Binding of ¹²⁵I-RANTES–heparin complexes to glycanase-treated PBMC. Normal human PBMC were activated, harvested on day 6 of culture, and treated with glycanase mixture as described in Materials and Methods. (A) Binding of serial concentrations of ¹²⁵I-RANTES complexes (0.03–10 nM of the chemokine component) to treated cells. (B) Competition binding of 0.3 nM ¹²⁵I-RANTES complexes vs. serial concentrations of unlabeled RANTES complexes (0.01–100 nM chemokine component). Each data point represents the mean value of triplicate assays. SD values are shown with bars.

Figure 4

Inhibition of ¹²⁵I-RANTES complex binding to glycanase-treated PBMC by anti-CCR5 mAb 2D7. Normal human PBMC were activated as described previously and harvested on day 10 of culture to assay binding. Cells were treated with glycanase mixture for 1 hr. ¹²⁵I-RANTES was incubated with heparin (1 mg/ml) for 1 hr at 4°C. ¹²⁵I-RANTES complexes (0.3 nM RANTES component) were added to cells that had been treated with anti-CCR5 mAb 2D7 (10 μg/ml) (solid), normal mouse IgG (10 μg/ml) (striped), or PBS only (open). The values shown reflect the average of triplicate assays. SD values are shown with bars.

Figure 5

Inhibition of HIV-1 replication by RANTES-GAG complexes. PBMC were infected with HIV-1 NSI.03 and treated with RANTES, GAG, or RANTES-GAG complexes as described in Materials and Methods. (A) RANTES was tested after incubation with heparin (▴), heparan sulfate (●), chondroitin sulfate (□), or dermatan sulfate (○). Untreated RANTES was tested as control (■). The plots reflect the amount of the RANTES component present in each assay. (B) Results obtained with sham formulations containing only heparin (solid), heparan sulfate (open), chondroitin sulfate (striped), or dermatan sulfate (shaded) at a concentration matching the highest amount tested in the RANTES-GAG preparations (4 μM) are shown for comparison.
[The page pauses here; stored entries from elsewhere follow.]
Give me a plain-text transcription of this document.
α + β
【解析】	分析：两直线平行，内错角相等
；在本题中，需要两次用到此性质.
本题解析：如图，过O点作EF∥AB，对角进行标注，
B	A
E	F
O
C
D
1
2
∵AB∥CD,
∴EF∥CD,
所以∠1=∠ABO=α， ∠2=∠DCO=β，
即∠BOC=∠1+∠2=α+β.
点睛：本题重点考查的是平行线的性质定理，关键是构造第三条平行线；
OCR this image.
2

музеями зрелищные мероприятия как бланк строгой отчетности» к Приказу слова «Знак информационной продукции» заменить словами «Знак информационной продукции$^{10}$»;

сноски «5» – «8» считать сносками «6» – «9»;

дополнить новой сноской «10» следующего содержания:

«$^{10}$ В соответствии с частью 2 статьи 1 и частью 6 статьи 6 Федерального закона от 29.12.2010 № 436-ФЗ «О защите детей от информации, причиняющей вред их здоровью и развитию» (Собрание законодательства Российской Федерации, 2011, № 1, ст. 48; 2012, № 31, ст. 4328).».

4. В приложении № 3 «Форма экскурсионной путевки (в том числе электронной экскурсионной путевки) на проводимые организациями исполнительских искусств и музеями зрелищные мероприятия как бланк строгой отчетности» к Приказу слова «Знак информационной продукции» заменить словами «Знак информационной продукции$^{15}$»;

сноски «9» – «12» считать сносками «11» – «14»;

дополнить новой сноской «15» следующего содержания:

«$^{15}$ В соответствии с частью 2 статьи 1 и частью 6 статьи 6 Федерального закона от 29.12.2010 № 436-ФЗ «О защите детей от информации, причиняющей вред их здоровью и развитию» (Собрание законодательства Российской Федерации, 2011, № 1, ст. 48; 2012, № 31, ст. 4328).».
Levels of infection determined 6 days postinfection by HIV-1 p24 antigen-capture ELISA are shown. Percent inhibition was determined for each assay relative to the control assays carried out in medium alone. The results obtained with RANTES, heparin, and RANTES plus heparin represent the mean of duplicate assays, whereas all other results represent the mean of triplicate assays.